Researchers at the Mainz University Medical Center have discovered a mechanism that makes it easier for T cells to damage the brain
15 March 2017
Multiple sclerosis (MS) is a neurodegenerative autoimmune disease in which the body’s own T cells attack the central nervous system (CNS). One major obstacle in this process comprises the so-called blood-brain barrier, which T cells have to cross before they can penetrate the brain. Researchers try to decipher this mechanism in order to develop new medications addressing this particular step of disease development. A group of researchers at the University Medical Center of Johannes Gutenberg University Mainz (JGU) has now discovered a mechanism that enables T cells to cross the blood-brain barrier more easily and to invade the CNS. Dr. Florian Kurschus of the Institute for Molecular Medicine at the Mainz University Medical Center and his team have discovered that a protein called EBI2 on the surface of T cells plays a significant role in this process. Their findings have recently been published in the journal Cell Reports.
EBI2 acts as a receptor or target protein for a certain molecule, a ligand known as 7α,25-dihydroxycholesterol. This ligand is synthesized from cholesterol by specific enzymes. EBI2 allows immune cells to enter the brain more easily and more efficiently. The higher the concentration of the ligand, the more rapidly and efficiently immune cells can enter the brain and damage tissue there.
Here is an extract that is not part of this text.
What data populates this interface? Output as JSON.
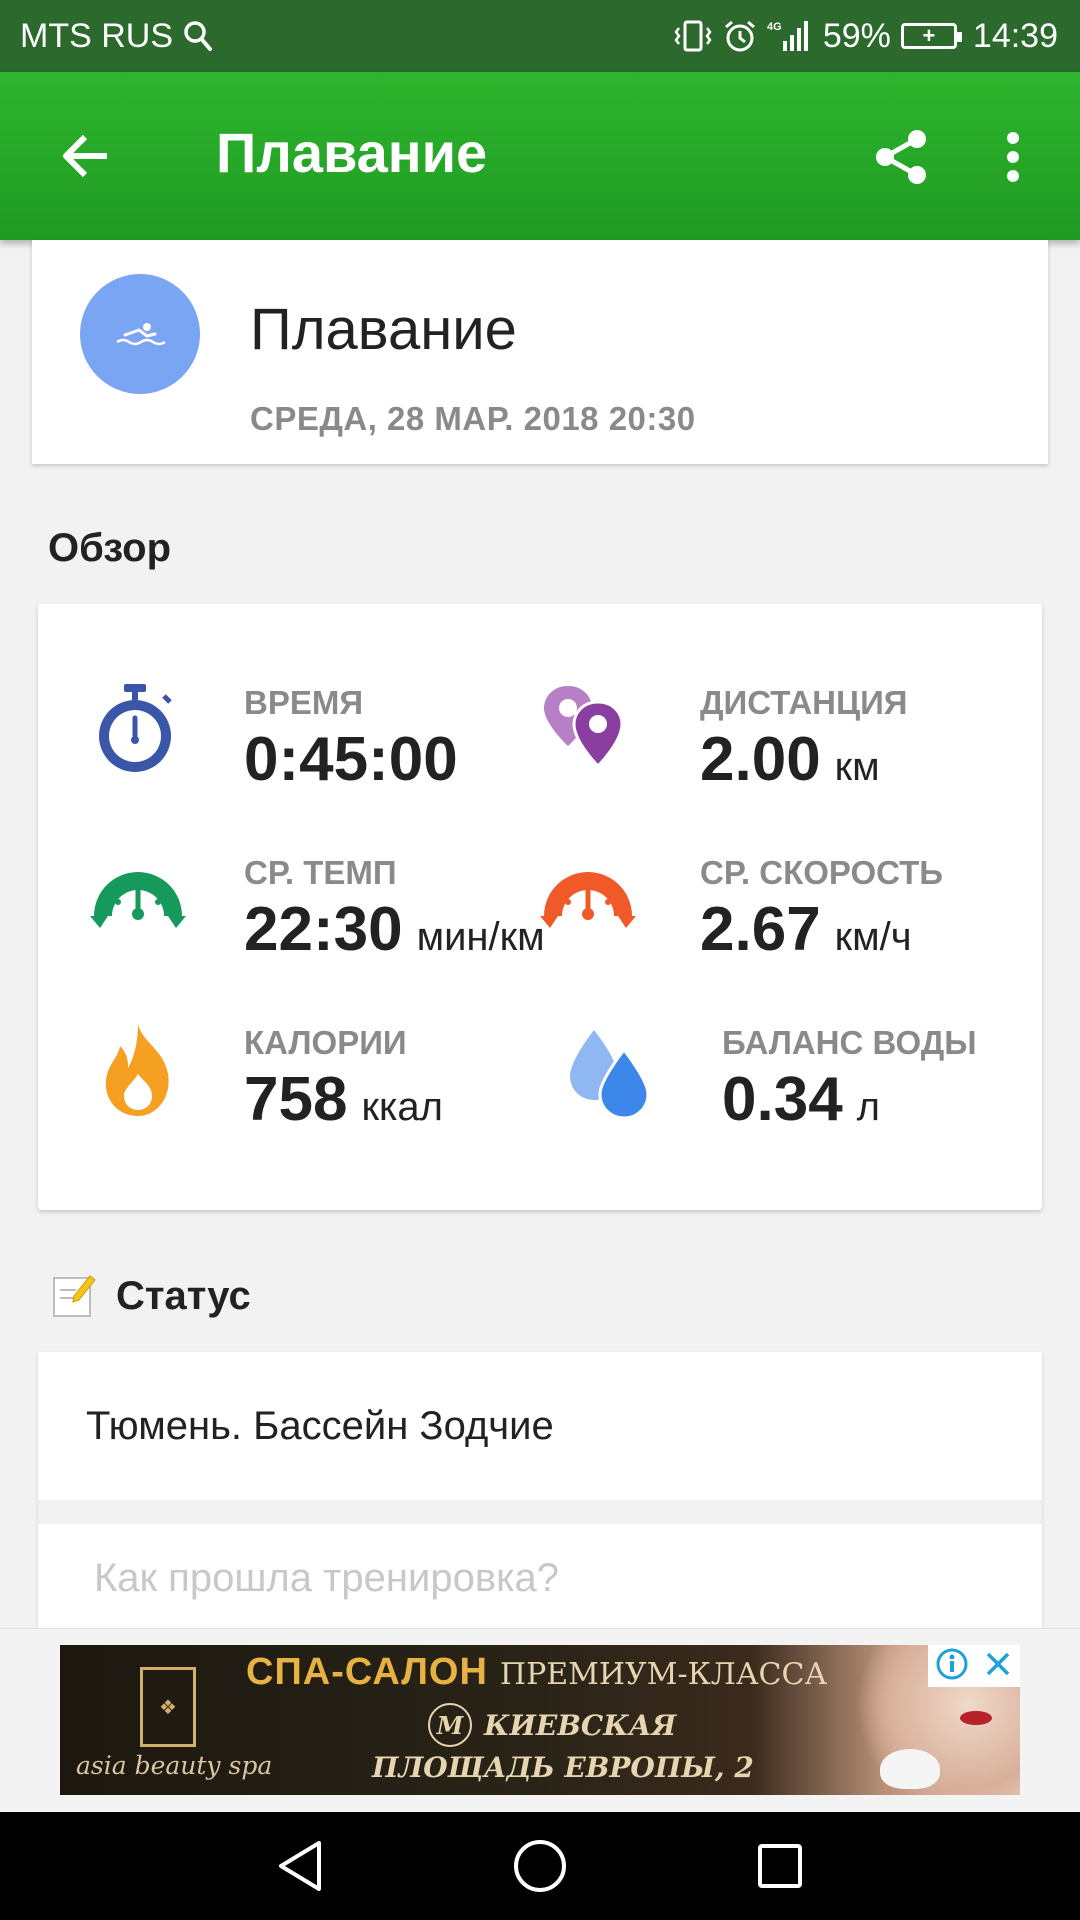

Dr. Florian Kurschus' team came to this conclusion when they were able to show that particularly large numbers of cells with high levels of the receptor EBI2 had accumulated in the inflamed brain areas of MS patients. "This data allowed us to conclude that in humans the receptor and an elevated ligand concentration promote infiltration by T cells and thus the development of CNS-disease," emphasized Dr. Florian Wanke, who was mainly in charge of the experimental research carried out by Kurschus’ team.
As a first step, the researchers investigated the inflammation processes in an animal model of MS. They were able to show that a higher amount of enzymes relevant to ligand production is present in the CNS at the onset of inflammation. “The more of these enzymes are active, the greater the number of ligands that are able to channel T cells across the blood-brain barrier,” explained Kurschus. "So we were able to conclude how actually increased ligand is produced in the inflamed CNS tissue."
So-called G-protein-coupled receptors, such as EBI2, can readily be targeted for appropriate medication. Therefore they are of great interest in MS research. "Several potential therapeutic approaches for EBI2 are already described and we plan to explore their efficacy in future experiments in models of MS. In addition to MS, this receptor may also play a role in other autoimmune diseases. This is because EBI2 is produced by particularly dangerous cells known as Th17 cells, which are a sub-group among the T helper cells,” added Kurschus. T helper cells are white blood cells that are actually supposed to combat pathogens. In autoimmune diseases such as psoriasis or MS, however, they have the opposite effect. They are thus regarded as pathogenic immune cells, in other words, they precipitate disorders because they wrongly identify physiological structures as alien and combat them.
The work of Dr. Florian Kurschus and his team was mainly carried out at the Institute for Molecular Medicine at the Mainz University Medical Center. These findings are the result of a close collaboration with Professor Ari Waisman and Dr. Stefano Casola who initiated this project in the laboratory of Professor Klaus Rajewsky. Several other laboratories in Germany and abroad were additionally involved in the investigations. Researching neurodegenerative diseases and particularly MS constitutes a special focus of Johannes Gutenberg University Mainz and its University Medical Center. The German Research Foundation (DFG) is sponsoring research into MS at the Mainz University Medical Center by providing funding to Transregional Collaborative Research Center TR128 on "Initiating/effector versus regulatory mechanisms in Multiple Sclerosis — progress towards tackling the disease."